Affiliated with:

Dr. Thomas C. Redman

“Management, not technology is the solution.”

I help leaders and companies understand their most important issues and opportunities in the data space, chart a course and build the organizational capabilities they need to execute.  I do my best to combine a visionary’s perspective on the data landscape with deep expertise in data science and data quality.

Most companies don’t give data quality its due, but bad data is extremely costly and makes it more difficult to do anything with data. I help companies attack data quality head-on, using new approaches, managerial responsibilities, and techniques. Similarly, most companies don’t understand how difficult it is to succeed with data science. I help them see the big picture and get the right focus, leadership, structure, and people in place.

I’ve been fortunate enough to develop important insights into the nature of data in organizations and to sort out what it means to treat data as assets.  Recently, I’ve come to see the need to get “regular people,” those without data in their title involved.  Great things follow when that happens!

What attracted you to data management or IT, and why did you choose to pursue this career?

I think it would be more accurate to say, “data management chose me,” rather than I chose it.  I was at Bell Labs, searching for ways to improve network performance.  I wanted to use control charts to do so but couldn’t find a sponsor for the work.  Then one day an executive called to ask me if control charts would help on some billing issues he had.  I had no idea, but we launched a project and surprise, they could.  This led to the Data Quality Lab, with one foot in enormous AT&T problems and the other in a lab.  Great stuff!

What has been your greatest career accomplishment so far, and why has it been important to your career?

“Greatest” is for others to judge, so I can’t answer.  But I know I am most proud of having helped so many people switch on to data and data quality, take charge of their careers, and make great things happen for their companies.

What are the two or three biggest challenges you face as a data management professional / CDO and how can we address them?

Some years ago, I would have said, “indifference.”  So many people casually cite, GIGO-garbage in, garbage out, then ignore the impact on their businesses.  Similarly, the failure rate of data science projects is way too high. 

Now today, there is still plenty of indifference out there, but fear has replaced much indifference.  And fear freezes people and organizations. 

Lastly, is a lack of imagination.  Companies can do way better with both data quality and data science.  But they must make some rather fundamental changes.  And too many are locked into things that look good on paper, but don’t work.

One of my roles is helping people and organizations see opportunity, conquer their fears, and sort out how to make things work.  We almost always figure out simpler, more powerful, more inclusive ways to attack data.
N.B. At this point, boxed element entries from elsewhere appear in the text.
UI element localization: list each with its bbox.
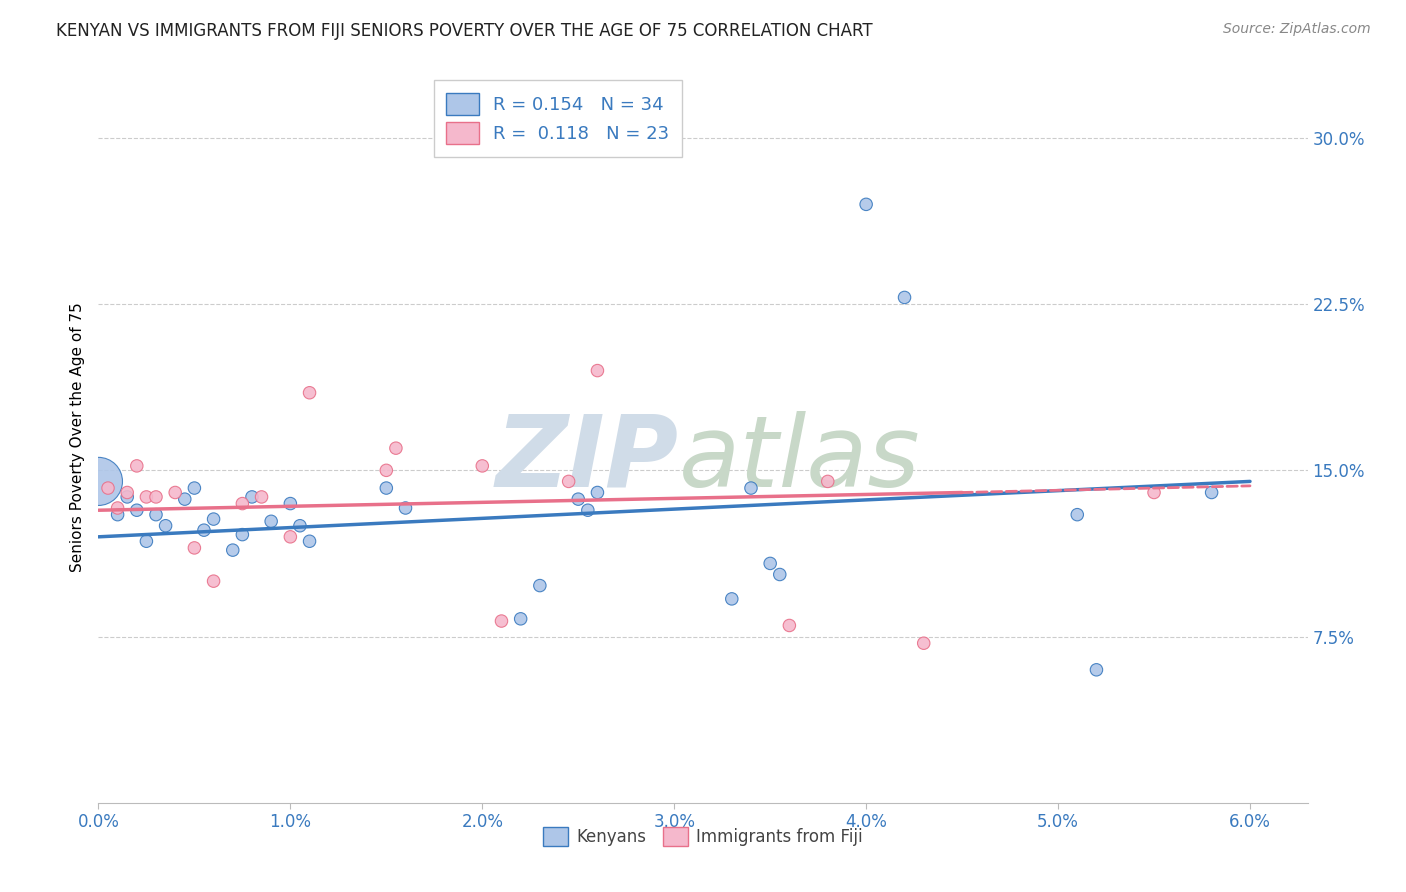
- Point: [288, 518, 311, 533]
- Legend: Kenyans, Immigrants from Fiji: Kenyans, Immigrants from Fiji: [536, 821, 870, 853]
- Point: [250, 490, 273, 504]
- Text: Source: ZipAtlas.com: Source: ZipAtlas.com: [1223, 22, 1371, 37]
- Point: [115, 490, 138, 504]
- Point: [778, 618, 800, 632]
- Point: [471, 458, 494, 473]
- Point: [576, 503, 599, 517]
- Point: [125, 458, 148, 473]
- Point: [135, 490, 157, 504]
- Point: [385, 441, 408, 455]
- Point: [280, 530, 302, 544]
- Point: [769, 567, 792, 582]
- Y-axis label: Seniors Poverty Over the Age of 75: Seniors Poverty Over the Age of 75: [69, 302, 84, 572]
- Point: [231, 527, 253, 541]
- Point: [375, 481, 398, 495]
- Point: [720, 591, 742, 606]
- Point: [193, 523, 215, 537]
- Point: [855, 197, 877, 211]
- Point: [115, 485, 138, 500]
- Point: [107, 508, 129, 522]
- Point: [586, 363, 609, 377]
- Point: [567, 492, 589, 507]
- Point: [509, 612, 531, 626]
- Point: [394, 501, 416, 516]
- Point: [155, 518, 177, 533]
- Point: [231, 497, 253, 511]
- Point: [145, 508, 167, 522]
- Point: [125, 503, 148, 517]
- Text: KENYAN VS IMMIGRANTS FROM FIJI SENIORS POVERTY OVER THE AGE OF 75 CORRELATION CH: KENYAN VS IMMIGRANTS FROM FIJI SENIORS P…: [56, 22, 873, 40]
- Point: [529, 578, 551, 592]
- Point: [1066, 508, 1088, 522]
- Text: ZIP: ZIP: [496, 410, 679, 508]
- Point: [1201, 485, 1223, 500]
- Point: [912, 636, 935, 650]
- Point: [165, 485, 187, 500]
- Point: [893, 290, 915, 304]
- Point: [173, 492, 195, 507]
- Point: [280, 497, 302, 511]
- Point: [759, 557, 782, 571]
- Point: [202, 512, 225, 526]
- Point: [183, 481, 205, 495]
- Point: [298, 385, 321, 400]
- Point: [222, 543, 245, 558]
- Point: [740, 481, 762, 495]
- Point: [298, 534, 321, 549]
- Point: [260, 514, 283, 528]
- Point: [135, 534, 157, 549]
- Point: [202, 574, 225, 589]
- Point: [145, 490, 167, 504]
- Point: [491, 614, 513, 628]
- Point: [183, 541, 205, 555]
- Point: [240, 490, 263, 504]
- Point: [586, 485, 609, 500]
- Point: [107, 501, 129, 516]
- Point: [1143, 485, 1166, 500]
- Point: [87, 475, 110, 489]
- Text: atlas: atlas: [679, 410, 921, 508]
- Point: [817, 475, 839, 489]
- Point: [1085, 663, 1108, 677]
- Point: [97, 481, 120, 495]
- Point: [557, 475, 579, 489]
- Point: [375, 463, 398, 477]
How do you see data management / the role of the CDO / IT changing in the next 2 – 3 years?

From my perspective, it is time for data management to grow up.  As one example, I’ve heard people talk about “getting close to the business” for my entire career.  But few do so.  And frankly, it is just not that hard.

Another example.  We’ve known for 20 years that data and IT are different sorts of assets that need to be managed separately.   Yet so many companies still have data reporting into IT.  
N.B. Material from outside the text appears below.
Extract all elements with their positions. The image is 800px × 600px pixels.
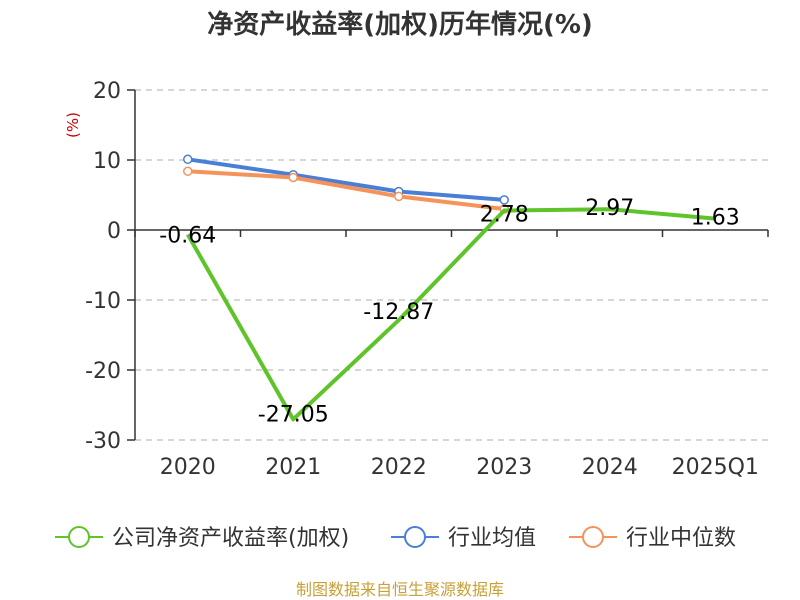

With this stasis, I’d be hard-pressed to predict much change across the profession.  But I do predict that those who attack data quality, get everyone involved, spend more time on small data, and sort out how to work across silos will do way better than those who do not.

Do you have any planned next steps for your career?

I’m spending way less time working on the “how,” as in how we do the work, and more on the “who” as in who do we organize for data.  Look, everyone touches data and should be clear on what is expected.

What is the single best piece of advice you have received in your data management / IT career so far?  Why has it been so important to you?

Learn to communicate better.   Clearly, better communication means people listen more.  A bit more subtly, part of communication involves simplifying the message to its essential core.  And simple is better!

Can you share something about yourself as a person that people wouldn’t know about you?

Hmmm, not really.  I’m pretty boring—love my wife, kids, and grandkids; show up ready to work each morning, and do my best.  That’s about it.